Specificity is also important. If all you have are broad platitudes — “to advance health equity” — then your efforts will run out of steam if not backed up by demonstrable and clearly communicated goals. Even the term “health equity” can have very different connotations.

“Focus on what you are there to do,” Dr. Chen said. “Explain, ‘We’re here to improve diabetes outcomes, and we need to collect and examine data by race to better focus our efforts on improving those outcomes.’”

Caesar points to UNC Health’s mission to improve the health and well-being of North Carolinians and others they serve. “It is not enough to talk about health inequities and disparities,” Caesar said. “We have to be very specific about the health inequities in our state and even drill down to the community level, understanding inequities that are unique to rural or urban communities, for example, and tailoring our strategies for each. When we get specific and talk about the challenges faced by a particular community, people perk up and they really listen.”

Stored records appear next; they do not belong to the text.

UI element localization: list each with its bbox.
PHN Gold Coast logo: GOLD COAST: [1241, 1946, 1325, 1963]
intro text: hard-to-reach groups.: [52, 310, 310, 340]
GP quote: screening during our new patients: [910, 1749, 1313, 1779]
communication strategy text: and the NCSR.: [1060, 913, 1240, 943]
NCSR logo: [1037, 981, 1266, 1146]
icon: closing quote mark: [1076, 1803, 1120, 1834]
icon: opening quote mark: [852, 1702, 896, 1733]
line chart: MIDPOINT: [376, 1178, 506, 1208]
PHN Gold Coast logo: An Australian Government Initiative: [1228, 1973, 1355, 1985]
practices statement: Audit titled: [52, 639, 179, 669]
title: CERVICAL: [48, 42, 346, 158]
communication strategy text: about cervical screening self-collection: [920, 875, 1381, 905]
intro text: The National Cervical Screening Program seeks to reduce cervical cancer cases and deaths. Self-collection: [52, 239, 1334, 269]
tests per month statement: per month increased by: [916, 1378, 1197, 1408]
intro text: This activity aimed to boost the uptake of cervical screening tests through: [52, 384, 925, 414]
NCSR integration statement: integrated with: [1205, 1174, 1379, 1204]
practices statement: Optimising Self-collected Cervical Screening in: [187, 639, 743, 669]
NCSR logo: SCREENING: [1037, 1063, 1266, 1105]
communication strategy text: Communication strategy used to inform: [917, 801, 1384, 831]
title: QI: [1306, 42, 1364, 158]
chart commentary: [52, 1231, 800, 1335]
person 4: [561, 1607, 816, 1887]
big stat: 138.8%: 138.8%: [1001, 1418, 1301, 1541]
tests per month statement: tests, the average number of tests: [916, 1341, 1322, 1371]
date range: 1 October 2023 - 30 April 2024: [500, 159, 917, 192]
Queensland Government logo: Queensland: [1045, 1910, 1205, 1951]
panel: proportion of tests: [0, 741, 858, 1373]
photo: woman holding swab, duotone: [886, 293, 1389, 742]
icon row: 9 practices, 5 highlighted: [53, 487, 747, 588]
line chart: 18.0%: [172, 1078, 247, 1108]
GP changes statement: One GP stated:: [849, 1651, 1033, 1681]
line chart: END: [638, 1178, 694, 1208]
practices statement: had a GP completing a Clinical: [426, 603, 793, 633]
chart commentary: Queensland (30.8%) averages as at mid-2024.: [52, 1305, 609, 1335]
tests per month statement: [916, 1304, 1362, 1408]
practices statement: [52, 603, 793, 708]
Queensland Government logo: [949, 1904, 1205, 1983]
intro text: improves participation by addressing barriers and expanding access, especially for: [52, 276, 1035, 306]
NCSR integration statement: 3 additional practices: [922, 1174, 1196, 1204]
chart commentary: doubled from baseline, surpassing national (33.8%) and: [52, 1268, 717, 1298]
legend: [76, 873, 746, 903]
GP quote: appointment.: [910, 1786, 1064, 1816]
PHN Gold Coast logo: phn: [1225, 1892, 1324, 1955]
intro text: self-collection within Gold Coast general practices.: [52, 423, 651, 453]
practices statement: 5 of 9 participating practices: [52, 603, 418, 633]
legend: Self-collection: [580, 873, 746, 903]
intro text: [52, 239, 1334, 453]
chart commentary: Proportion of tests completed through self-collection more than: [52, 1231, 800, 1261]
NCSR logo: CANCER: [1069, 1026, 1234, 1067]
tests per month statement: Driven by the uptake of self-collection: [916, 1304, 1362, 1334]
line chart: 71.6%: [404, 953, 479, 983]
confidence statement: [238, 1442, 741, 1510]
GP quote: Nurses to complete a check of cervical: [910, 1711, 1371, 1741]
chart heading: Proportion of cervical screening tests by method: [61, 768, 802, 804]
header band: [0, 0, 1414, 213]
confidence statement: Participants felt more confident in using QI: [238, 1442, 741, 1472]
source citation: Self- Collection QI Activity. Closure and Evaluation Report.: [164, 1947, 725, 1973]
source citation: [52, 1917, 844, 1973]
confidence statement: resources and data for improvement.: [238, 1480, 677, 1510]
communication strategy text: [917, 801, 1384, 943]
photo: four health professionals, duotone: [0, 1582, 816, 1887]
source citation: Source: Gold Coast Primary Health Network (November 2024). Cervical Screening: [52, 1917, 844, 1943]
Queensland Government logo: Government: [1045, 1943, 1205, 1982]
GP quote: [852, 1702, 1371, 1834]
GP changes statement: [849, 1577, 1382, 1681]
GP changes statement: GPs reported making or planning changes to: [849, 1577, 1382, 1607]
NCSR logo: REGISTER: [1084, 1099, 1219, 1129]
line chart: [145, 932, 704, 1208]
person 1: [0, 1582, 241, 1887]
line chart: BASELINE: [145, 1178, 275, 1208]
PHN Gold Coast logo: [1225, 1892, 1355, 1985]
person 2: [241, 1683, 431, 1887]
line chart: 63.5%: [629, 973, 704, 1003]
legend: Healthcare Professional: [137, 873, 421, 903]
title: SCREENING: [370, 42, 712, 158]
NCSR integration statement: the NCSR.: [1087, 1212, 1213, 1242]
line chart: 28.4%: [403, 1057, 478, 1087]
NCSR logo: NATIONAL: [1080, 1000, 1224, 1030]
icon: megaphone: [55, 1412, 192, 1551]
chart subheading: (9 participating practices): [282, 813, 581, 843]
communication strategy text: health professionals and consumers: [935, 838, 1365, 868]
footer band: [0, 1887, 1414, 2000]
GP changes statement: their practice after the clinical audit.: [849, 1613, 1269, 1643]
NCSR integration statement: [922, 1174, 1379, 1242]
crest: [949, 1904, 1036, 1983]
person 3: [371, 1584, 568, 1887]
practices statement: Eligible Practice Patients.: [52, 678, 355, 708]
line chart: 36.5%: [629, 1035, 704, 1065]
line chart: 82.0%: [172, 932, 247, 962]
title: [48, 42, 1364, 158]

Health equity leaders should plan to collaborate closely with the communications and marketing functions — and vice versa — to ensure information and aligned messaging about health equity initiatives flow across all constituencies. More broadly, this partnership will be critical to any health equity leader’s ability to facilitate dialogue and forge consensus internally and externally.

Questions for leaders to consider:

  • How much will the success of this role be dependent on collaborating with and influencing internal and external stakeholders?
  • How will this leader create and communicate frameworks for success across the organization?
  • What will this leader need to understand about your organization and the external community to communicate most effectively?

Conclusion

As long as there are disparities in health outcomes along racial, ethnic, gender or socioeconomic lines, there will be a focus within the healthcare industry on understanding and reducing them. And as more organizations within the industry seek to address health equity, it’s possible to imagine a future where a health equity mindset permeates everything a healthcare organization does, and a health equity leader and function is no longer necessary.

However, for now many organizations are taking the path of designating a leader — be it creating a new dedicated position or augmenting an existing role — to drive health equity efforts, embed a health equity mindset throughout the organization and guide it through concrete steps to address outcome gaps in their patient population.

For those that haven’t begun the health equity journey, the time is now to get started. For those that have begun, keep moving forward and look for ways to serve as a role model for organizations earlier in the journey.